Going on Instinct: A Mysterious Kernel Panic
There’s nothing quite like a Monday that begins with a Kernel panic on one of your most heavily used machines. I applied a set of updates to my CentOS 4.1 install on Friday (the pack of updates that apply to a fresh installation) only to come in and find that useradd was eating up 99% of one of the processors. Useradd wouldn’t accept a kill signal either so I scheduled a reboot. That was the last straw for the machine and it came up with a kernel panic in drivers/input/serio/i8042.c:988.
Doing my homework I found that the runaway useradd process is a known bug on both the Redhat and CentOS bugtrack. There was no mention of a kernel panic problem on reboot however. So I backed up my data and set out to do a clean installation. I walked through each of the 104 updates to the system to narrow down the troublemaker. Only when I had installed the upgraded device-mapper (1.01.04-1.0.RHEL4) did I experience the problem. As part of dependency resolution the machine had also oddly installed libselinux.i386, device-mapper.i386 and dmraid.i386.

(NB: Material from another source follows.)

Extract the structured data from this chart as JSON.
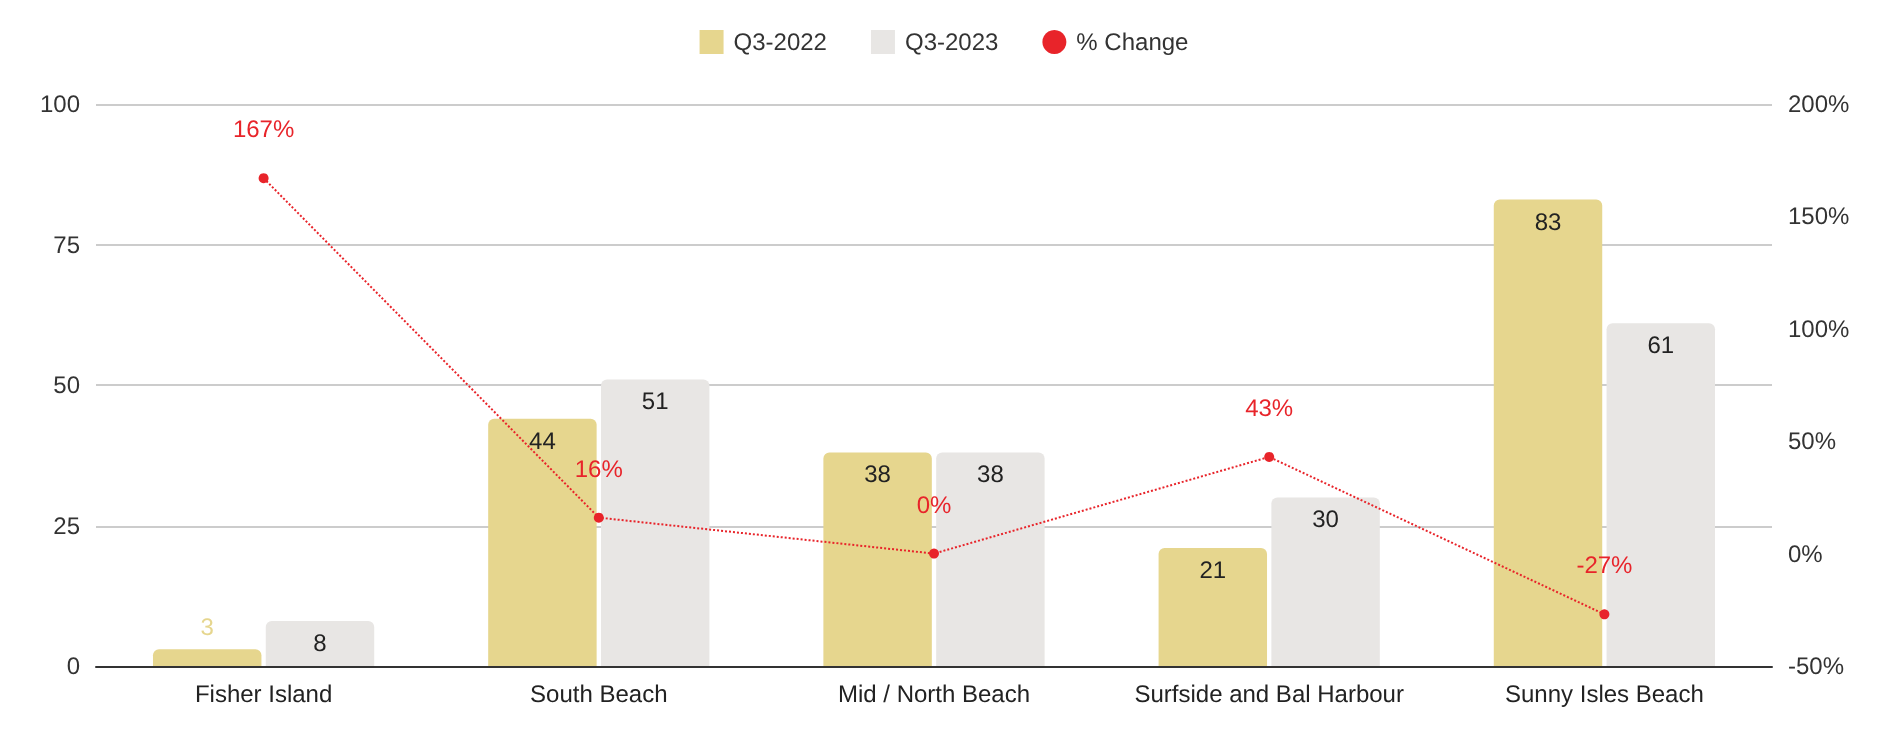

Noticing libselinux in the odd bunch I wanted to make sure my kernel wasn’t enabling selinux and tripping up on my 3ware RAID controller somehow. The 3ware RAID stood out in my mind because it was the only really unique piece of hardware on the machine that I would have had to install kernel support for in an earlier version. To make sure selinux was off I passed the kernel selinux=off via grub and lo and behold the machine booted. I’m still trying to determine precisely why the selinux policy would have conflicted with this setup and whether or not the new enhanced support for audit and its selinux interactions, also among the updated packages, might have something to do with it.